Para mi desconsuelo, apenas le conté de mi proyecto, me mostró un programa que estaba en práctica desde hacía años en el Departamento de Policía y que usaba una por una las mismas ideas que yo había imaginado: el espesor de la tinta y las diferencias de densidad como parámetros de la velocidad, la separación entre palabras como indicador del ritmo, el sesgo angular del trazo como gradiente de aceleración... Es verdad que el programa procedía por pura fuerza bruta, en base a simulaciones, con un algoritmo de aproximaciones sucesivas.
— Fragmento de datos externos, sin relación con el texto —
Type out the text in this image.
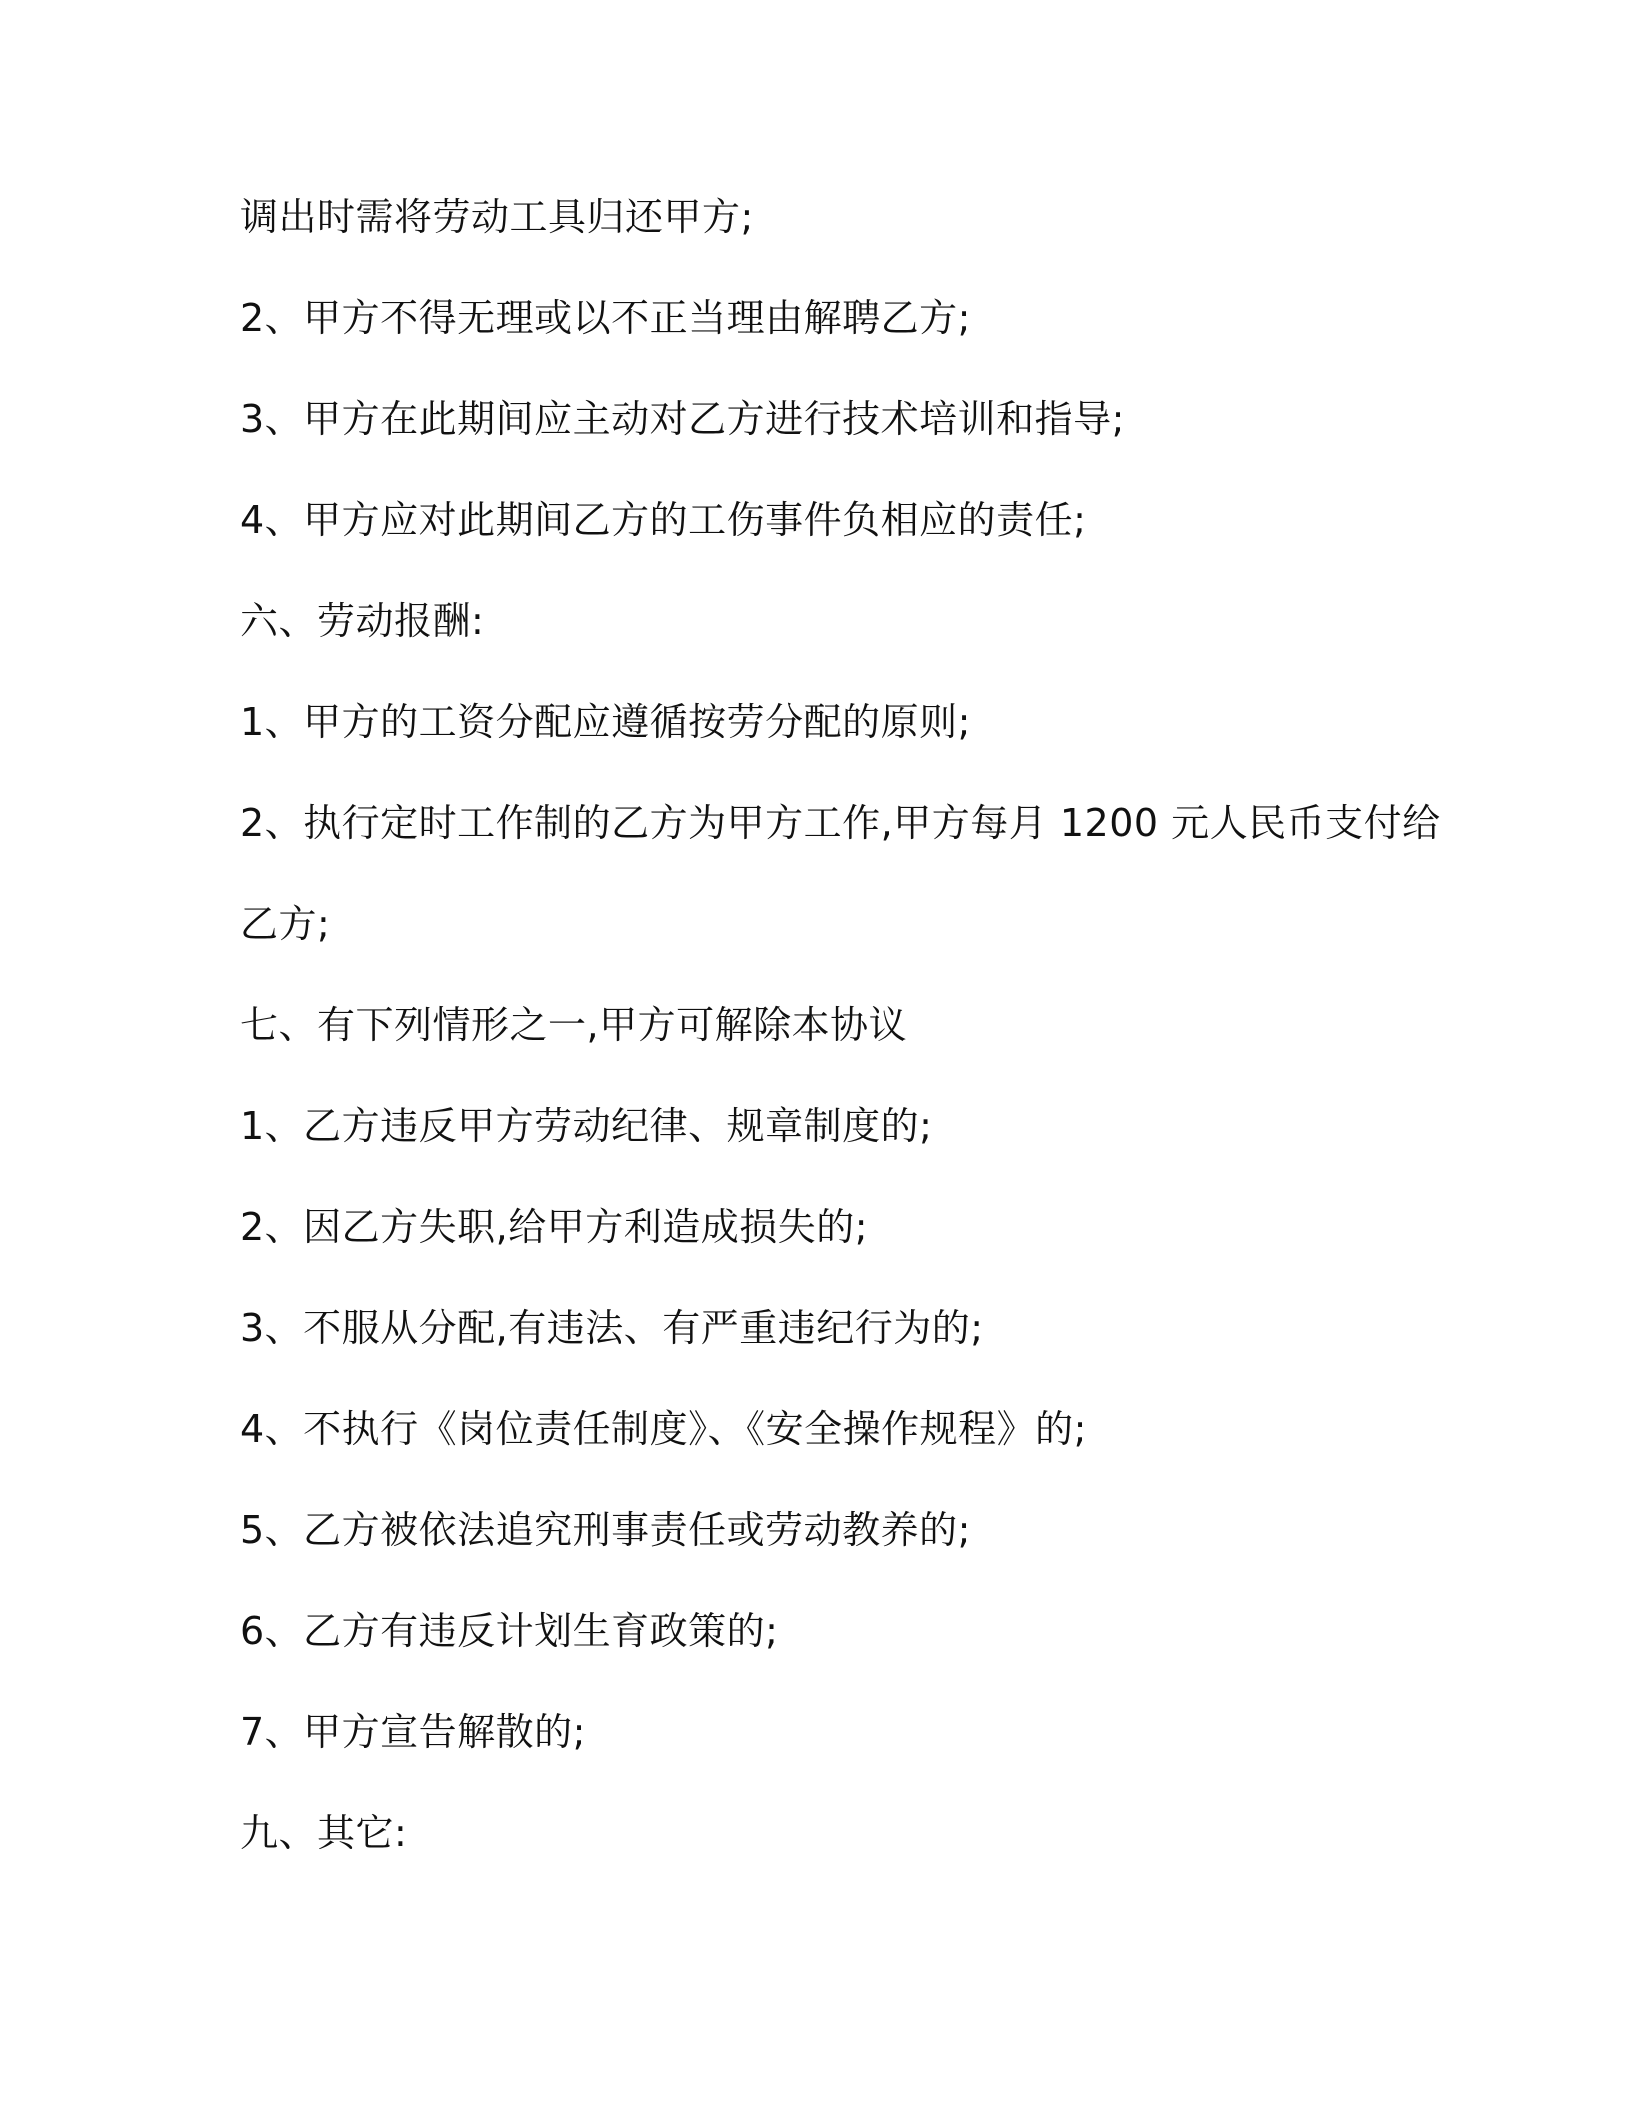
调出时需将劳动工具归还甲方;

2、甲方不得无理或以不正当理由解聘乙方;

3、甲方在此期间应主动对乙方进行技术培训和指导;

4、甲方应对此期间乙方的工伤事件负相应的责任;

六、劳动报酬:

1、甲方的工资分配应遵循按劳分配的原则;

2、执行定时工作制的乙方为甲方工作,甲方每月 1200 元人民币支付给

乙方;

七、有下列情形之一,甲方可解除本协议

1、乙方违反甲方劳动纪律、规章制度的;

2、因乙方失职,给甲方利造成损失的;

3、不服从分配,有违法、有严重违纪行为的;

4、不执行《岗位责任制度》、《安全操作规程》的;

5、乙方被依法追究刑事责任或劳动教养的;

6、乙方有违反计划生育政策的;

7、甲方宣告解散的;

九、其它:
Leyton, al ver mi desánimo, me alentó con el derroche de una frase entera a que lo estudiara de todos modos en detalle, con la esperanza de que quizá el teorema de mi supervisora, que yo intenté explicarle, pudiera hacerlo más eficiente. Decidí hacerle caso y apenas percibió que me proponía trabajar seriamente abrió para mí con generosidad su caja de trucos y me dejó incluso acompañarlo a un par de sesiones en la Corte de Justicia. En el estrado, frente a los jueces, quizá porque lo obligaban a calzarse, por un lapso brevísimo Leyton se transformaba: sus intervenciones eran rápidas, brillantes, abrumadas de detalles indudables, tan rigurosas como implacables. En el camino de regreso a la oficina, admirado, yo intentaba a veces algún comentario, pero él volvía de inmediato a sus monosílabos, como si ya se hubiera clausurado por dentro otra vez. Con el tiempo me fui acostumbrando a quedarme yo también callado en las horas compartidas de oficina. Lo único que no dejaba de inquietarme era que en sus momentos de meditación, cuando se quedaba ensimismado en alguna fórmula, muchas veces subía los pies desnudos para cruzarlos sobre el escritorio y, como en las antiguas novelas de Sherlock Holmes, yo podía descifrar en sus plantas todas las clases de barro y verdines de Oxfordshire y, por desgracia, también todos los olores. "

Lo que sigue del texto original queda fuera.